ARM-software/ComputeLibrary

How to use fixed format kernel?

Closed this issue · 2 comments

I have seen the use of fixed format kernel in the implementation of onednn, but I don’t understand how the weight tensor info is processed, such as the processing of stride. Is there any example code in C++?

In addition, I observed that the fixed format kernel is slower than the ordinary hybrid kernel. Is this true?

The weights are ordered into the memory format expected by the asm kernel in ACL ahead of being passed into ACL. In a 'non fixed format' build, the weights are re-ordered inside Compute Library to match the format that the chosen kernel expects. The "fixed format" nomenclature comes from the fact that this build is using a collection of GEMM kernels with a common (i.e. fixed) weights format.

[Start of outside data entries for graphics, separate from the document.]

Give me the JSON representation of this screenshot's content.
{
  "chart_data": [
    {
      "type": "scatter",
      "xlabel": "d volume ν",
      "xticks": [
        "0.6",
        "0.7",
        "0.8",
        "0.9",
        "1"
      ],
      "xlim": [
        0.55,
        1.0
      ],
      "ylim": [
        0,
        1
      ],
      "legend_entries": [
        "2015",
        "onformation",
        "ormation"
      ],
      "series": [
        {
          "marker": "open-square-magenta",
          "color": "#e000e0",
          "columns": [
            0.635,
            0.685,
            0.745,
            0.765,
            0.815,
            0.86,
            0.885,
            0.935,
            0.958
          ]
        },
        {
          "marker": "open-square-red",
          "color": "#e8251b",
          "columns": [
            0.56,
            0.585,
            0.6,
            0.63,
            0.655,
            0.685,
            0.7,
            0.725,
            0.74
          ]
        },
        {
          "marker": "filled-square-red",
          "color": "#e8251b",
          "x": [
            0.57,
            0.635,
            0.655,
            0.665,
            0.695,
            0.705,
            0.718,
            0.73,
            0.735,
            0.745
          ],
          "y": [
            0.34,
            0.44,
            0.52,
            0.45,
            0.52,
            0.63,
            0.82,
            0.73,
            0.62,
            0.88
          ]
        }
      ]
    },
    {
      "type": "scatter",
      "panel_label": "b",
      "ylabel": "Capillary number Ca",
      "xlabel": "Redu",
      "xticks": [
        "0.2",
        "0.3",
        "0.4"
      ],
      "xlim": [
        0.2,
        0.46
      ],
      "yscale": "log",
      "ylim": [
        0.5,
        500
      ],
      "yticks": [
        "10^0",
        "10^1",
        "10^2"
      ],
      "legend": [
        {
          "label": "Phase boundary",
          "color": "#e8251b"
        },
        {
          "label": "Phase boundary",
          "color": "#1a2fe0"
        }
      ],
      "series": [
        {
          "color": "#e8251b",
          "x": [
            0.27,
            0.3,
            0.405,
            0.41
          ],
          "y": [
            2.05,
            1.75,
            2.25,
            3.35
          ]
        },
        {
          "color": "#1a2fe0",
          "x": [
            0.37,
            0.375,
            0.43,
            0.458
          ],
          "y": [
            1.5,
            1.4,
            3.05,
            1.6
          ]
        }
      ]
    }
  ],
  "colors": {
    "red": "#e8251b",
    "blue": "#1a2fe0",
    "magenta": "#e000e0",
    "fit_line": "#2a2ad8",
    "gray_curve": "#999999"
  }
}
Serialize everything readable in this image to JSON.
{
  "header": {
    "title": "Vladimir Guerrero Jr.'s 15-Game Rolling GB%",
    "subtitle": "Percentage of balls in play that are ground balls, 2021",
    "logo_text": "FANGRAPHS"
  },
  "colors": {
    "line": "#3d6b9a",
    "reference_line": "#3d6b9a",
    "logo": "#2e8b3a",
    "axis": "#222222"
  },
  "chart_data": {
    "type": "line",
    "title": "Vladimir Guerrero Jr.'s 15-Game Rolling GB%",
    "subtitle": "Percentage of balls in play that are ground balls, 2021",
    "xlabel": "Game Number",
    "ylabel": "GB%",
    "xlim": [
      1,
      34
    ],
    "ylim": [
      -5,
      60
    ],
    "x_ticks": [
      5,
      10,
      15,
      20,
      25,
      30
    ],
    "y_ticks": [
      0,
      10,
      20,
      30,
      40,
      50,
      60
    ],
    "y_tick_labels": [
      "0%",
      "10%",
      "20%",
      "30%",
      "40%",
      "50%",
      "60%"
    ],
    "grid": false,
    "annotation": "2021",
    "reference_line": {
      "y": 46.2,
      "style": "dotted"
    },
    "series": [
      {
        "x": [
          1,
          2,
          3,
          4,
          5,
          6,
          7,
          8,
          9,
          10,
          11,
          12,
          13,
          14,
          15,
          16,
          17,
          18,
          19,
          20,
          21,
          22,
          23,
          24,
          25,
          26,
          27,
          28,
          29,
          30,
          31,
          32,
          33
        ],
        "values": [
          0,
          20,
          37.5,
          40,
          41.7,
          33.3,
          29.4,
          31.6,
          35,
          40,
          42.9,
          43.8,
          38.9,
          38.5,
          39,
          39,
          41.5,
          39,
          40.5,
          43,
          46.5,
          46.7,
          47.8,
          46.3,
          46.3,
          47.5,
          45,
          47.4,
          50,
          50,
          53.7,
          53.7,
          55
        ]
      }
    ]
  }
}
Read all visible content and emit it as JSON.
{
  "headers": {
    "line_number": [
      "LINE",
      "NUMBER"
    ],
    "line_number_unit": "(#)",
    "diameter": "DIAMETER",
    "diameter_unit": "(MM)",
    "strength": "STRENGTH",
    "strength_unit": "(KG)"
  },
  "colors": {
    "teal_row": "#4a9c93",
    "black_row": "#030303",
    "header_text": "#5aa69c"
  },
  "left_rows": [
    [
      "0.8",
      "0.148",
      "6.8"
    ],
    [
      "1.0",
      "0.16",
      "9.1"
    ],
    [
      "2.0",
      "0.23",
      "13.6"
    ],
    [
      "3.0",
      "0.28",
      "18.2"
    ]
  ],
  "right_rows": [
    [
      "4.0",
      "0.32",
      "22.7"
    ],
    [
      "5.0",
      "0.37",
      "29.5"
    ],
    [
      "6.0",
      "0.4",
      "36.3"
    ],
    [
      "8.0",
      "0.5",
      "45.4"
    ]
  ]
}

This is potentially less performant than having an optimised format for each kernel, however, it allows the responsibility for getting the memory format expected by the kernel to be hoisted out of Compute Library and into oneDNN & TensorFlow. This is essential when dealing with cached oneDNN primitives (which TensorFlow uses) where the wei tensor of a cached primitive can get re-written. Without the fixed format kernels exposed in ACL and integrated into oneDNN, these re-written weights will not get ingested by the GEMM kernels which will use the original weights (re-ordered into the required memory format) leading to incorrect results. In this context, the ability to use primitive caching in TensorFlow, via oneDNN, outweighs the performance penalty of relying on these fixed format kernels.

oneapi-src/oneDNN#1590

tensorflow/tensorflow#57987